12 or 24 words?
12 words will produce 128 bits of entropy, and 24 words will produce 256 bits of entropy.
You may have heard that 12 words provide enough entropy for a wallet. Technically, the master key for your wallet is 256 bits long, but due to eliptic curve mathematics, this only produces 128 bits of security. This is documented in the official BIP-32 specification.
… the produced keys are only 256 bits long, and offer about half of that in terms of security.
This means that a SHA256 over 128 bits of entropy would be equivalent, in terms of security, to the final wallet and anything more is “wasted entropy”.
The way we can reason about our security, is by considering the following: given a 128 bit long hash of a message, is it easier to guess the original message, or the hash itself. The lowest common denominator is the maximum security of the key.
I guess that’s settled then, … right?
Generating entropy relies on having a good source of randomness. Any slight bias in a dice, or any patterns in a sample of sound can cause the entropy to drop slightly.
Typically, if you attempt to derive exactly 128 bits of entropy, you may end up with slightly less, like 125 bits. That’s still pretty secure and is likely to be secure enough for anyone, but if you don’t want to have any less than 128 bits of security, then generating more than enough entropy gives us room for error.

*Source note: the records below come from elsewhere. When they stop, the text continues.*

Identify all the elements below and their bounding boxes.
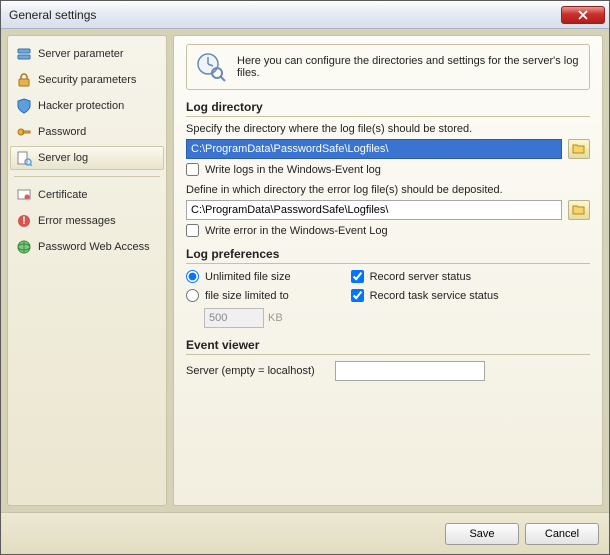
sidebar: Server parameter Security parameters Hac… bbox=[7, 35, 167, 506]
sidebar-item-label: Error messages bbox=[38, 215, 116, 227]
error-log-dir-input[interactable] bbox=[186, 200, 562, 220]
save-button[interactable]: Save bbox=[445, 523, 519, 545]
sidebar-item-server-parameter[interactable]: Server parameter bbox=[10, 42, 164, 66]
folder-icon bbox=[572, 204, 586, 216]
sidebar-item-password-web-access[interactable]: Password Web Access bbox=[10, 235, 164, 259]
sidebar-item-error-messages[interactable]: ! Error messages bbox=[10, 209, 164, 233]
size-limit-input[interactable] bbox=[204, 308, 264, 328]
shield-icon bbox=[16, 98, 32, 114]
error-icon: ! bbox=[16, 213, 32, 229]
key-icon bbox=[16, 124, 32, 140]
event-server-input[interactable] bbox=[335, 361, 485, 381]
limited-size-radio[interactable] bbox=[186, 289, 199, 302]
info-banner: Here you can configure the directories a… bbox=[186, 44, 590, 90]
record-server-status-label: Record server status bbox=[370, 271, 471, 283]
write-logs-event-label: Write logs in the Windows-Event log bbox=[205, 164, 381, 176]
section-heading-log-preferences: Log preferences bbox=[186, 247, 590, 264]
sidebar-item-server-log[interactable]: Server log bbox=[10, 146, 164, 170]
sidebar-item-label: Password bbox=[38, 126, 86, 138]
unlimited-size-label: Unlimited file size bbox=[205, 271, 291, 283]
size-limit-unit: KB bbox=[268, 312, 283, 324]
folder-icon bbox=[572, 143, 586, 155]
sidebar-item-label: Security parameters bbox=[38, 74, 136, 86]
write-error-event-checkbox[interactable] bbox=[186, 224, 199, 237]
record-server-status-checkbox[interactable] bbox=[351, 270, 364, 283]
sidebar-item-hacker-protection[interactable]: Hacker protection bbox=[10, 94, 164, 118]
sidebar-separator bbox=[14, 176, 160, 177]
err-dir-hint: Define in which directory the error log … bbox=[186, 184, 590, 196]
sidebar-item-label: Certificate bbox=[38, 189, 88, 201]
globe-icon bbox=[16, 239, 32, 255]
close-icon bbox=[578, 10, 588, 20]
event-server-label: Server (empty = localhost) bbox=[186, 365, 315, 377]
log-icon bbox=[16, 150, 32, 166]
write-logs-event-checkbox[interactable] bbox=[186, 163, 199, 176]
server-icon bbox=[16, 46, 32, 62]
section-heading-event-viewer: Event viewer bbox=[186, 338, 590, 355]
lock-icon bbox=[16, 72, 32, 88]
body: Server parameter Security parameters Hac… bbox=[1, 29, 609, 512]
sidebar-item-password[interactable]: Password bbox=[10, 120, 164, 144]
window-title: General settings bbox=[9, 8, 561, 22]
unlimited-size-radio[interactable] bbox=[186, 270, 199, 283]
sidebar-item-label: Server parameter bbox=[38, 48, 124, 60]
clock-search-icon bbox=[195, 51, 227, 83]
browse-error-log-dir-button[interactable] bbox=[568, 200, 590, 220]
banner-text: Here you can configure the directories a… bbox=[237, 55, 581, 79]
record-task-status-checkbox[interactable] bbox=[351, 289, 364, 302]
record-task-status-label: Record task service status bbox=[370, 290, 499, 302]
log-dir-input[interactable] bbox=[186, 139, 562, 159]
sidebar-item-label: Server log bbox=[38, 152, 88, 164]
browse-log-dir-button[interactable] bbox=[568, 139, 590, 159]
sidebar-item-certificate[interactable]: Certificate bbox=[10, 183, 164, 207]
log-dir-hint: Specify the directory where the log file… bbox=[186, 123, 590, 135]
cancel-button[interactable]: Cancel bbox=[525, 523, 599, 545]
sidebar-item-label: Password Web Access bbox=[38, 241, 150, 253]
section-heading-log-directory: Log directory bbox=[186, 100, 590, 117]
window: General settings Server parameter Securi… bbox=[0, 0, 610, 555]
titlebar: General settings bbox=[1, 1, 609, 29]
write-error-event-label: Write error in the Windows-Event Log bbox=[205, 225, 388, 237]
limited-size-label: file size limited to bbox=[205, 290, 289, 302]
close-button[interactable] bbox=[561, 6, 605, 24]
footer: Save Cancel bbox=[1, 512, 609, 554]
content-panel: Here you can configure the directories a… bbox=[173, 35, 603, 506]
svg-text:!: ! bbox=[22, 215, 26, 227]
certificate-icon bbox=[16, 187, 32, 203]
sidebar-item-label: Hacker protection bbox=[38, 100, 124, 112]
sidebar-item-security-parameters[interactable]: Security parameters bbox=[10, 68, 164, 92]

A slightly biased die might produce 251 bits of entropy when attempting to produce 256 bits, and although the final master key will compress this to 128 bits of security, you can rest assured that you have that full 128 bits of security and no less.
24 words is the winner!
Not quite. The other side of the argument is that 24 words is harder to remember, it is harder to manage and easier to mess up.
Afterreading a few online sources*, I’d recommend anything over ~90 bits of entropy is considered pretty uncrackable and safe enough for long term secret keys.
So depending on how you plan to handle your keys and how much bitcoin you plan to store in that wallet, you may opt for 12 words over 24.
*sources:
- https://en.wikipedia.org/wiki/Password_strength#Required_bits_of_entropy
- https://iocane.com.au/talking-passwords-and-entropy/
- http://rumkin.com/tools/password/passchk.php
- https://planetscale.com/blog/using-entropy-for-user-friendly-strong-passwords
Keep in mind, that entropy is not simply based on the length and range of the characters that your password uses, randomness is an important factor too.
Articles about the entropy of passwords tend to avoid the ugly truth that awordbasedlongpassword
is not completely random, and therefore provides less entropy than you would calculate depending on what common patterns apply to the password that attackers tend to look for.